Opponents of California law say they were ‘tricked’ on smokable hemp

Opponents of a controversial hemp bill that awaits California Gov. Gavin Newsom’s signature say final wording in the measure effectively bans smokable hemp after negotiations over amendments preceding passage led them to believe such products would be legal.

The State Assembly passed the law, AB45, on Thursday after the Senate had signed off on it earlier in the week, passing it onto Gov. Gavin Newsom’s desk.

“It’s a trick they pulled on us,” said Chris Boucher, CEO at Farmtiva, a hemp ag services company and CBD consultant who also serves as a board member and treasurer at the California Hemp Farmers Guild. Boucher said wording regarding “inhalables” in the bill’s final draft means those products won’t be available until the state establishes a tax levy. That amounts to an indefinite ban on smokable hemp, Rick Fox, co-chair of the National Industrial Hemp Council’s Government Relations Committee, wrote in an analysis of the law.

Opponents had been led to believe that Newsom had dropped his support for a ban on smokable hemp flowers in the state.

Hitting farmers

Meanwhile, the remainder of the bill “creates a confusing new bureaucracy adding burdensome regulations and compelling CA state agencies to inspect and certify out-of-state hemp facilities selling into California,” the Hemp Farmers Guild, one of several opponents to the bill, said in a statement.

“AB45 doesn’t just inhibit California hemp farmers in the middle of this season’s grow from selling their crop, but will also shut down thousands of California’s CBD Wellness companies by criminalizing their products,” the Guild added.

Those against AB45, which puts hemp under the state’s Bureau of Cannabis Control, have long argued that the law is the result of lobbying by marijuana interests that are looking to disadvantage industrial hemp.

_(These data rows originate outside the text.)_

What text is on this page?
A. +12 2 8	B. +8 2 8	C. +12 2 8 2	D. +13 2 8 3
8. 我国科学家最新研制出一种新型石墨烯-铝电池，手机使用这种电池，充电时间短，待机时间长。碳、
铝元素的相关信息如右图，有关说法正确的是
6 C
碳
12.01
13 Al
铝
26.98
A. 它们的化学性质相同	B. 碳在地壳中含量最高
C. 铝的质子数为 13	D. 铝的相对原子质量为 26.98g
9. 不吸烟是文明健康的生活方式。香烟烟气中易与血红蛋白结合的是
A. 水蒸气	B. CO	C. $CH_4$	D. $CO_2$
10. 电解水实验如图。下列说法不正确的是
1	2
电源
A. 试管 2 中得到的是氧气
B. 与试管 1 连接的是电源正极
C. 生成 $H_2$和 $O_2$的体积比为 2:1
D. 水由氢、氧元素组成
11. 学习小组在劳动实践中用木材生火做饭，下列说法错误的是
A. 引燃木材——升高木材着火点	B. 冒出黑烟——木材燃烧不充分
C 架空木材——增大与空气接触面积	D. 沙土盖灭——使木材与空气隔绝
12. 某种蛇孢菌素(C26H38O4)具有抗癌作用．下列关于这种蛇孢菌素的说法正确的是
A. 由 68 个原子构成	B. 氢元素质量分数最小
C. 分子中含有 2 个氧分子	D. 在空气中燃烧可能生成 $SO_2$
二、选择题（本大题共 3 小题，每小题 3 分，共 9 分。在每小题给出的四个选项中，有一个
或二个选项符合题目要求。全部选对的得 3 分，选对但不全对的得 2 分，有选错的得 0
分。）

“These groups have aggressively pushed AB45, a harmful anti-farmer bill masquerading under the guise of consumer safety that will harshly regulate the nascent industry to death,” the Guild said, suggesting the law will disproportionately affect small and minority-owned hemp farmers and mid-size service and CBD companies at all levels who have already spent millions establishing themselves in California.

‘Devastating’

“It’s devastating news. They f*cked the California hemp industry big time,” said Boucher. “Big Marijuana will now grow and sell hemp CBD, CBG, CBN, CBDV and THCV, thus removing almost all hemp farmers from commerce.”ᅠ

In addition to the Hemp Farmers Guild, opponents of the measure included the National Hemp Association, the California Hemp Association, the California Hemp Coalition, the National Industrial Hemp Council and StopAB45.com, a grassroots online initiative.

Organizations supporting AB45 include the U.S. Hemp Roundtable, the California Hemp Council, Vote Hemp, the U.S. Hemp Authority, and the Hemp Industries Association.

In a form letter Vote Hemp urged supporters to send to Newsom, the Washington, D.C.-based advocacy group said “The regulatory structure created by AB 45 . . . provides significant consumer protections related to hemp-derived products including testing, labeling and adherence to the Sherman Act (California’s food Drug and cosmetics safety law) and current good manufacturing practices under the California Department of Public Health (CDPH).

“In addition to CDPH safety oversight, AB 45 requires the same testing for California hemp products as is required for California cannabis products, which are some of the most stringent in the nation,” Vote Hemp said.